Short Exercise: What Do Prototypes Prototype? – Ellie Vela

Broadly, our concept for our game involves decorating fancy dogs w/ accessory cards in order to make the best dog to answer some prompt. Then the winning dog will be determined via judging. We’re also considering adding a trading phase so players can exchange accessory cards.

 

  1. When should players trade accessory cards?

 

This changes the kind of fun the game employs e.g. whether trading relies more on bluffing or guessing. Do players know the prompt already? Do they know what dogs the other players plan to play? We might prototype this question by modding an exist judging game (e.g. Cards Against Humanity) with a judging phase. I think for the tone our game is going for, social guessing may be a more fun dynamic than bluffing, so players may prefer the trading to be before they know the prompt.

 

  1. How many accessories should dogs have?

 

This changes the pace of the game, and getting it wrong risks boredom.
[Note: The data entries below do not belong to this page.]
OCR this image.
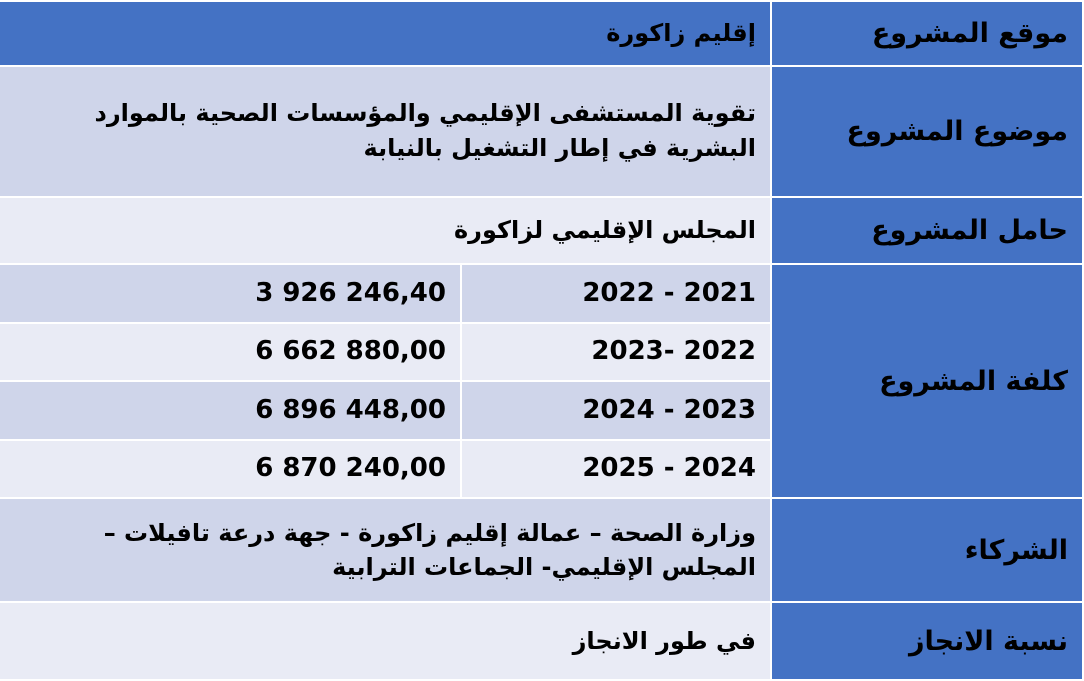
موقع المشروع	إقليم زاكورة	
موضوع المشروع	تقوية المستشفى الإقليمي والمؤسسات الصحية بالموارد البشرية في إطار التشغيل بالنيابة	
حامل المشروع	المجلس الإقليمي لزاكورة	
كلفة المشروع	2021 - 2022	3 926 246,40
	2022 -2023	6 662 880,00
	2023 - 2024	6 896 448,00
	2024 - 2025	6 870 240,00
الشركاء	وزارة الصحة – عمالة إقليم زاكورة - جهة درعة تافيلات – المجلس الإقليمي- الجماعات الترابية	
نسبة الانجاز	في طور الانجاز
I would prototype this by modding the Monstrocard mod and putting a limit on the number additions players could make to their blobs. I expect that players would prefer to have somewhere in the 2-3 accessories range, since that gives them more options but doesn’t require them to make as many decisions as 4+ accessories.

 

  1. Shoulding judging be done by vote or by a single player?

 

This is important because it changes the objectives of the game. I would prototype this by modding the Monstrocard mod we played in class, comparing a version with a single judge and a version with voting. I predict that players would prefer a single judge, since they’re more predictable.